May Day marchers focus on migrant workers

Date

2010-05-01

Authors

Tamara Cherry

Abstract

For many who gathered around St. Clair Ave. and Bathurst St. under the umbrella of the May First Movement Coalition, May Day was about the barriers that migrant workers face when they arrive in Canada.

Newspaper title

Toronto Sun

Full text

It wasn't just about jobs for a group of Torontonians marching through the city Saturday.

For many who gathered around St. Clair Ave. and Bathurst St. under the umbrella of the May First Movement Coalition, May Day was about the barriers that migrant workers face when they arrive in Canada.

Language, economic and immigration barriers - they were all part of the discussion as dozens of Torontonians took to the streets with flags, banners and chants of, "The people united will never be defeated."

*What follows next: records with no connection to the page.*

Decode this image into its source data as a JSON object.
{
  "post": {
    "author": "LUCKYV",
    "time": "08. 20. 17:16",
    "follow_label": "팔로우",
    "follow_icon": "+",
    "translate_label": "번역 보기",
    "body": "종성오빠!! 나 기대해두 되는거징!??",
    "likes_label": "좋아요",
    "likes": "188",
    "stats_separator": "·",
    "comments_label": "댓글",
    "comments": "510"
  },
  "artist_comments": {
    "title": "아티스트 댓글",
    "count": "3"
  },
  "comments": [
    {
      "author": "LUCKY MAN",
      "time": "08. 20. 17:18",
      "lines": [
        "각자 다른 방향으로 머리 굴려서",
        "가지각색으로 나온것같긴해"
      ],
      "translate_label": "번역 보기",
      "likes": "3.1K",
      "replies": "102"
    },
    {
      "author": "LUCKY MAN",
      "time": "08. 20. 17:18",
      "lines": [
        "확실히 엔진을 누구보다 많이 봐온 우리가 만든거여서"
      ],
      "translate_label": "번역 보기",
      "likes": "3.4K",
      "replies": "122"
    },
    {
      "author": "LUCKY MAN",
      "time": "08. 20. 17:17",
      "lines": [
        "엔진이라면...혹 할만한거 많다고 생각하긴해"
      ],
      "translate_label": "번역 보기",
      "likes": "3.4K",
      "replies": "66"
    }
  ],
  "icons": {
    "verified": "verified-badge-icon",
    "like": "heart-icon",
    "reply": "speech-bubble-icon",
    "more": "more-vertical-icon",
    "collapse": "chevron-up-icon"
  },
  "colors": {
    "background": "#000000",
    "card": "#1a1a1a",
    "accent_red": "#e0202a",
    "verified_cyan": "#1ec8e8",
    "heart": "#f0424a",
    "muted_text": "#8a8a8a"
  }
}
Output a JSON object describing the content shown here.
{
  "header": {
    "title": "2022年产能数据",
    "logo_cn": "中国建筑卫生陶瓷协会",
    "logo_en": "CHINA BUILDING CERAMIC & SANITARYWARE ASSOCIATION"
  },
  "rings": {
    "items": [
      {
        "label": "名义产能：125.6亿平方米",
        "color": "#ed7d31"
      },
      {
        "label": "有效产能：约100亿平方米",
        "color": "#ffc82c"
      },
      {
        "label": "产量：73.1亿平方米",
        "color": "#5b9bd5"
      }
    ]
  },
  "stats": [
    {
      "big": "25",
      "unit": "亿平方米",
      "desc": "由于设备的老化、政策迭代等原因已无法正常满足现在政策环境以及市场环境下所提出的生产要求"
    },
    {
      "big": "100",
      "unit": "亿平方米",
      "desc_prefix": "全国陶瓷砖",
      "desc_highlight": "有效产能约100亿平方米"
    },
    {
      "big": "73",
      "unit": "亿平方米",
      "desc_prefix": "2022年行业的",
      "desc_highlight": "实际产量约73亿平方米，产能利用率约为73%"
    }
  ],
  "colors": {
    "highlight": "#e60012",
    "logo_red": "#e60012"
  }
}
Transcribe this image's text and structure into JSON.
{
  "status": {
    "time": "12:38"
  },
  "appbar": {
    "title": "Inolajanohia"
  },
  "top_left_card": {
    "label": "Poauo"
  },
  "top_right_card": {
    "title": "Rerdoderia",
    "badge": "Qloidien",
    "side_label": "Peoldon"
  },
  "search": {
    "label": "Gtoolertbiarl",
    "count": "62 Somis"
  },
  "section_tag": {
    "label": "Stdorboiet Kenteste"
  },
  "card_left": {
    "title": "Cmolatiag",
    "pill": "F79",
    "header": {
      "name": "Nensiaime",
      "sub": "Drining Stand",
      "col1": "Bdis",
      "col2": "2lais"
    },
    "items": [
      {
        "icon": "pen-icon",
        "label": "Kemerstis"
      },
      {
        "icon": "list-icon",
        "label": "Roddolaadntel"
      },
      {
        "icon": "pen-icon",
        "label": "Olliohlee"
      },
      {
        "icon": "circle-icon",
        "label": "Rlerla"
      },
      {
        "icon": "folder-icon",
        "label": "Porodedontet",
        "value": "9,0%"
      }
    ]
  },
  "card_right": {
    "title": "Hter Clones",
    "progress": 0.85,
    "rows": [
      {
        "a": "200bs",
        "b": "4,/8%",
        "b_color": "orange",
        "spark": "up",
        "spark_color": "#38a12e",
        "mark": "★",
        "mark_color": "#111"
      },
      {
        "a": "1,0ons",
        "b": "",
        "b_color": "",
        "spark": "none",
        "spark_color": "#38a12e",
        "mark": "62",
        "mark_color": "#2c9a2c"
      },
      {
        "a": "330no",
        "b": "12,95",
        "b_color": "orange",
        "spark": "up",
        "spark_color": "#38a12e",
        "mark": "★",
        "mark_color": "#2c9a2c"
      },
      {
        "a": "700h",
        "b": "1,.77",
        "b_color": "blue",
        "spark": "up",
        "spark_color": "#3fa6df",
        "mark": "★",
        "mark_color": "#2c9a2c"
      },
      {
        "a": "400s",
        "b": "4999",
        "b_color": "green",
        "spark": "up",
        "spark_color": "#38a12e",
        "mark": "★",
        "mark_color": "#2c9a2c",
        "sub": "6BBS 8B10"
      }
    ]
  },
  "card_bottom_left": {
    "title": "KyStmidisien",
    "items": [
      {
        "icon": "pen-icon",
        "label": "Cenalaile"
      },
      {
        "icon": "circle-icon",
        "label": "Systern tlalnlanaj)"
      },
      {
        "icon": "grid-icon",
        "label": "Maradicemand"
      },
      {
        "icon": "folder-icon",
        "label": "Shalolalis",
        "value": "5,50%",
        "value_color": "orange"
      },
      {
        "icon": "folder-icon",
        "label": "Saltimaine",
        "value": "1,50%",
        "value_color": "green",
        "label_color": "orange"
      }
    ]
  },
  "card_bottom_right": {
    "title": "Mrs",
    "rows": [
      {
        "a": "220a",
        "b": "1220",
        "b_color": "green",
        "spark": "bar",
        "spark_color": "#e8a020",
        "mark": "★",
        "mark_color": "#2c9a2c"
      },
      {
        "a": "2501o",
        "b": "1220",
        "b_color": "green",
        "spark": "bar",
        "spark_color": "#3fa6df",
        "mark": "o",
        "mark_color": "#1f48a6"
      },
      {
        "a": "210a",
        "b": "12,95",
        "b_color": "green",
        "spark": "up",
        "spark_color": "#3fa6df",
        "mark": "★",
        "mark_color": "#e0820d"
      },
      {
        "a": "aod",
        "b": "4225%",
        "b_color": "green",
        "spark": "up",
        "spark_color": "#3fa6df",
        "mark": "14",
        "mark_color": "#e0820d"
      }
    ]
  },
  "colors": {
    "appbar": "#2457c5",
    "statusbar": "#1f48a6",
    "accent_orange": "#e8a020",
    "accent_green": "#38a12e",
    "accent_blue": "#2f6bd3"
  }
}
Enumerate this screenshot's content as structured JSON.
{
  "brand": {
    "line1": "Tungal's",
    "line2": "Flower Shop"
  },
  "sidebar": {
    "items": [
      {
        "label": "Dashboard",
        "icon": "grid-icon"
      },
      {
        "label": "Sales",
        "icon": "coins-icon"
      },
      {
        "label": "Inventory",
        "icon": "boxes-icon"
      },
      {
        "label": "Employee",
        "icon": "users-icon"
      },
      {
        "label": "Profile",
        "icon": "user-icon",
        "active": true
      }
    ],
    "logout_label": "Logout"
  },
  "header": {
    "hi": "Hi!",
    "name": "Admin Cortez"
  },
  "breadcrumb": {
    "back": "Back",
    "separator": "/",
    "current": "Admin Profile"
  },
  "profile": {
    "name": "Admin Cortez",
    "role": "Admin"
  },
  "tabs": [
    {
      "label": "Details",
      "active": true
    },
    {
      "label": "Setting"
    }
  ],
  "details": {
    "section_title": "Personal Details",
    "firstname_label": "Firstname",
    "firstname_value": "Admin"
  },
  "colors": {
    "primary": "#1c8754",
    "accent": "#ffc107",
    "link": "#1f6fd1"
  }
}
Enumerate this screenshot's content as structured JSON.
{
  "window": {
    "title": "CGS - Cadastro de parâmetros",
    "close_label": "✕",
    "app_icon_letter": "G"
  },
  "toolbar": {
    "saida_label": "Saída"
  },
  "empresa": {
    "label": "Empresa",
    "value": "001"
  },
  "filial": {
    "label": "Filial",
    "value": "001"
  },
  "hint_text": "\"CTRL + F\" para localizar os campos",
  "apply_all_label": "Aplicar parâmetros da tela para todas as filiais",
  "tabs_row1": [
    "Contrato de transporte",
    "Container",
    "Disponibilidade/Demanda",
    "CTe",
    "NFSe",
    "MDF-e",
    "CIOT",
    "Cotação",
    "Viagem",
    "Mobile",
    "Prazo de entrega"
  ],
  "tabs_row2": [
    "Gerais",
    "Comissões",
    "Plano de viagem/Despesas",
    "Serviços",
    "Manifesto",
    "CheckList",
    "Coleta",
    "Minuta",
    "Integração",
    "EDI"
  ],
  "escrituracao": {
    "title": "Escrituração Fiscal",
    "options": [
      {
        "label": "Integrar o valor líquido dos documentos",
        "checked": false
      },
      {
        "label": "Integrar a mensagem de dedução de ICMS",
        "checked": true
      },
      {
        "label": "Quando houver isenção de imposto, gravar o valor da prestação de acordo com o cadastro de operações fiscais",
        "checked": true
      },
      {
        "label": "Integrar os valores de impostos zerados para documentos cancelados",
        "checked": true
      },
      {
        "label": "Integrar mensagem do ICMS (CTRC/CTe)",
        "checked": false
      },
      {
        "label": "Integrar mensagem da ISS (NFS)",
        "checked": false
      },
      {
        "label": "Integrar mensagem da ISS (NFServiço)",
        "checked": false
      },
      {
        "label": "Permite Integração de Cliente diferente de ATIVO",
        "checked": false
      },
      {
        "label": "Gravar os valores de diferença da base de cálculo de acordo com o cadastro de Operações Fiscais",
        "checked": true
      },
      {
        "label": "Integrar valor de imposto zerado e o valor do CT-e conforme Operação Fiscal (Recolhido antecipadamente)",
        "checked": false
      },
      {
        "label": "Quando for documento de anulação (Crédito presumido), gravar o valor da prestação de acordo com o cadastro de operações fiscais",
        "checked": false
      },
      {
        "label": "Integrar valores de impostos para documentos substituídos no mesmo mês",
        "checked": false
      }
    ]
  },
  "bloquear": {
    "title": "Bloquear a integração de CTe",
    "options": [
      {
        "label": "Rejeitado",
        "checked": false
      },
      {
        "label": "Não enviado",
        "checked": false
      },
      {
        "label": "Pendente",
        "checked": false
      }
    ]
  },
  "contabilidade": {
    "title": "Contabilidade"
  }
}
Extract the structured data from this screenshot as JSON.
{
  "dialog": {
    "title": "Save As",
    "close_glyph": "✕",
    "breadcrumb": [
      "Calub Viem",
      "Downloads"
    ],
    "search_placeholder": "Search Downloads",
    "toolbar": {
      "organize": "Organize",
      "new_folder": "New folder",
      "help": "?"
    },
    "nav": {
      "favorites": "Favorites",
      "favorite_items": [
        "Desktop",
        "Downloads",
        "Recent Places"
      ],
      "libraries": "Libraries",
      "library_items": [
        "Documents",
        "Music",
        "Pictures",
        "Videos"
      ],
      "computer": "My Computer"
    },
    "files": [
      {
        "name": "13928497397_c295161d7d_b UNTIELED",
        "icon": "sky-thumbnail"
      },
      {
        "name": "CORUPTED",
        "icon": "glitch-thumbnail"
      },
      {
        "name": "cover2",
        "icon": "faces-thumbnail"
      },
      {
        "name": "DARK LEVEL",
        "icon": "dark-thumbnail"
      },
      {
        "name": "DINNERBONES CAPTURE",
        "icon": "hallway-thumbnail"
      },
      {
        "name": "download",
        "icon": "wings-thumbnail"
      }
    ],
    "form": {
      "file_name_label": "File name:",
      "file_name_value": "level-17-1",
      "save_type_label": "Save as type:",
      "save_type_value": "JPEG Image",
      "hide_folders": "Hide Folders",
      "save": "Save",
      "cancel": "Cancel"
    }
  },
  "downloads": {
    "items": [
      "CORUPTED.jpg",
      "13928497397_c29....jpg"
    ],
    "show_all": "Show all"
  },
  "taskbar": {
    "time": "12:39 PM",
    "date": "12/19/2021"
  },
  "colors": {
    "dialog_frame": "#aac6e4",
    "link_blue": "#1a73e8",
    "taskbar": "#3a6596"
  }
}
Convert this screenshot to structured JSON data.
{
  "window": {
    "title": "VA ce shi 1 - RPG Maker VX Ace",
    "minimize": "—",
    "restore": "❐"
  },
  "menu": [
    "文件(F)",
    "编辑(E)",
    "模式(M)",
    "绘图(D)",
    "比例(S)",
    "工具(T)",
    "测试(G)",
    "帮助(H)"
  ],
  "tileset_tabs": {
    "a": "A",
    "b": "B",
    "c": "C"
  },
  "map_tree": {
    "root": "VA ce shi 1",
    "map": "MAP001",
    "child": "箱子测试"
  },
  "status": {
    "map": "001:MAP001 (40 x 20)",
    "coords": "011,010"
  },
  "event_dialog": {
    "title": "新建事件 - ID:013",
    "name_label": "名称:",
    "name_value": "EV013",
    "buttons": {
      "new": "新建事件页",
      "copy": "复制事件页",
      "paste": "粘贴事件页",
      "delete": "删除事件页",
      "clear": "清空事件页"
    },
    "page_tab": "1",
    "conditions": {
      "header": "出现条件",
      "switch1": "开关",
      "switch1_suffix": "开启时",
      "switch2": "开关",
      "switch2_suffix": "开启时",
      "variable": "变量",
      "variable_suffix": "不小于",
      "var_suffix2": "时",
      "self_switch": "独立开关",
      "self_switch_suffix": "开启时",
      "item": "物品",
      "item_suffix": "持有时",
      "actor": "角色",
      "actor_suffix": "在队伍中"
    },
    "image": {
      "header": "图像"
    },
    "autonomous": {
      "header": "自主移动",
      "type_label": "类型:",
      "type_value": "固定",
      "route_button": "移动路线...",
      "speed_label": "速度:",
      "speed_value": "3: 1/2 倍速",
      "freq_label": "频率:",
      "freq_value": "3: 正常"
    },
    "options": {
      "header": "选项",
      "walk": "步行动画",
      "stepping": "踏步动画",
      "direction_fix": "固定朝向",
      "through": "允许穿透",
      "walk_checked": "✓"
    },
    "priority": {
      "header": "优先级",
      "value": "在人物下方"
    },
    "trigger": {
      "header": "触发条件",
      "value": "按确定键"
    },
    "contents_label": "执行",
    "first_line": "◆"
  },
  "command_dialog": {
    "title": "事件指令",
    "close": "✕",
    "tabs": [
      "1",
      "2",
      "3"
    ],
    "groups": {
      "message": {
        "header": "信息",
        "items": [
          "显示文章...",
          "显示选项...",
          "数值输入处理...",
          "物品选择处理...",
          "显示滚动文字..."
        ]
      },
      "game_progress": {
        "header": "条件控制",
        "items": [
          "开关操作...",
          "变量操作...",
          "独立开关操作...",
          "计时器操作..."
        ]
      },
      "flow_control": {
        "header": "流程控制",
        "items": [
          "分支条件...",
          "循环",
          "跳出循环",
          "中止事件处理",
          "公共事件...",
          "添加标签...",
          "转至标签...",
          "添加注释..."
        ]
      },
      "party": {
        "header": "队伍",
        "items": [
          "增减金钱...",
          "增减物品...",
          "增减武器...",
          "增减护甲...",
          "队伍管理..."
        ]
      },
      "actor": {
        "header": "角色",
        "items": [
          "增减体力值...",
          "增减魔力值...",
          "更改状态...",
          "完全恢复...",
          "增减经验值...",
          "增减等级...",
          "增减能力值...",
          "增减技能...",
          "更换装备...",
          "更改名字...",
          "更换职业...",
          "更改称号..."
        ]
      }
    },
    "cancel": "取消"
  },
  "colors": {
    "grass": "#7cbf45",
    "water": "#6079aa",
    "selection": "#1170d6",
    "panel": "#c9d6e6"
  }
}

Though often unnoticed in Canada - we have Labour Day in September - the demonstration that moved through the city Saturday was a microcosm for demonstrations happening around the world on a day that is synonymous in many countries with International Workers' Day.

"There is a lot of oppression here in our own city, there are a lot of workers undocumented, there is a lot of temporary workers that are always in desperate need to have those rights advocated for," said El Salvador native Claudia Samayoa. "It is solidarity time. We are here for everybody."

For Maru Maesa, who arrived in Canada from the Philippines more than a year ago as a live-in caregiver, Saturday was about advocating change for her line of work, which she said leaves people vulnerable to abuse and exploitation.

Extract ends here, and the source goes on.